SEC enforcers warn directors about insider trading amid Covid-19
The SEC’s top enforcers have warned directors and executives against taking advantage of developments arising from the Covid-19 pandemic to engage in insider trading.
Stephanie Avakian and Steven Peikin, co-directors of the SEC’s division of enforcement, in a statement on Monday emphasized the need to follow corporate controls and procedures during this period.
‘[I]n these dynamic circumstances, corporate insiders are regularly learning new material non-public information that may hold an even greater value than under normal circumstances,’ the officials say. ‘This may particularly be the case if earnings reports or required SEC disclosure filings are delayed due to Covid-19.’
The SEC on March 4 announced conditional regulatory relief for certain publicly traded company filing obligations as issuers deal with the effects of the coronavirus outbreak. The order, in an effort to address potential compliance issues, gives public companies an additional 45 days to file certain disclosure reports that would otherwise have been due between March 1 and April 30, 2020. Among other conditions, companies must provide a summary of why the relief is needed in their particular circumstances.

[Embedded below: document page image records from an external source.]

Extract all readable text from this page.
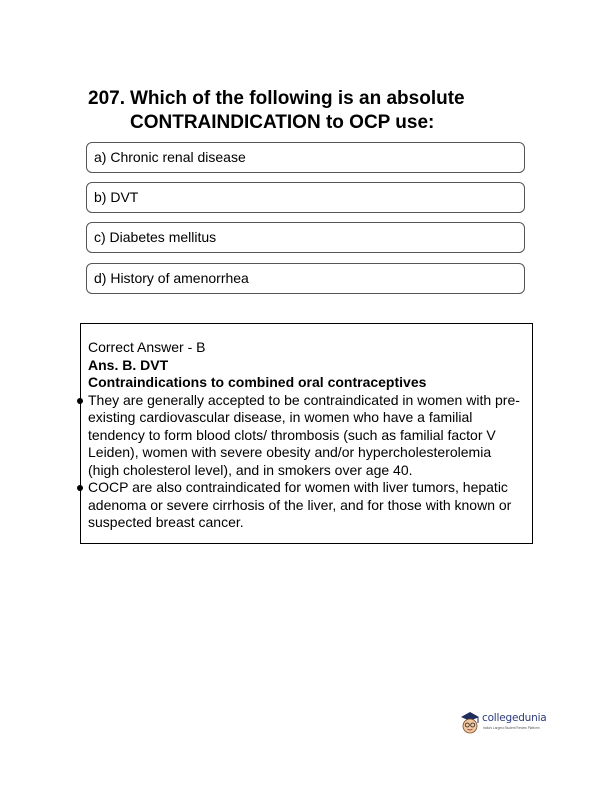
207. Which of the following is an absolute
CONTRAINDICATION to OCP use:
a) Chronic renal disease
b) DVT
c) Diabetes mellitus
d) History of amenorrhea
Correct Answer - B
Ans. B. DVT
Contraindications to combined oral contraceptives
They are generally accepted to be contraindicated in women with pre-existing cardiovascular disease, in women who have a familial tendency to form blood clots/ thrombosis (such as familial factor V Leiden), women with severe obesity and/or hypercholesterolemia (high cholesterol level), and in smokers over age 40.
COCP are also contraindicated for women with liver tumors, hepatic adenoma or severe cirrhosis of the liver, and for those with known or suspected breast cancer.
collegedunia
India's Largest Student Review Platform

In the current situation, a greater number of people may have access to material non-public information than is usual, Avakian and Peikin note. ‘Those with such access – including, for example, directors, officers, employees, consultants and other outside professionals – should be mindful of their obligations to keep this information confidential and to comply with the prohibitions on illegal securities trading,’ they say.
They also urge public companies to be mindful of their disclosure controls and procedures, insider-trading prohibitions, codes of ethics and Regulation FD and other selective disclosure prohibitions to prevent improper dissemination and use of material non-public information.
In an article for Corporate Secretary advising boards on how to deal with Covid-19, Sidley Austin partners Holly Gregory, John Kelsh and Thomas Kim note that the SEC states in its March 4 release that if a company ‘become[s] aware of a risk related to the coronavirus that would be material to its investors, it should refrain from engaging in securities transactions with the public and… take steps to prevent directors and officers (and other corporate insiders who are aware of these matters) from initiating such transactions until investors have been appropriately informed about the risk.’
The attorneys advise companies to monitor and consider further restricting trading in company securities by insiders who may have access to material non-public information related to how Covid-19 is affecting, or will affect, the issuer. They note that this might involve requiring additional training, imposing blackout periods or beefing up preclearance procedures.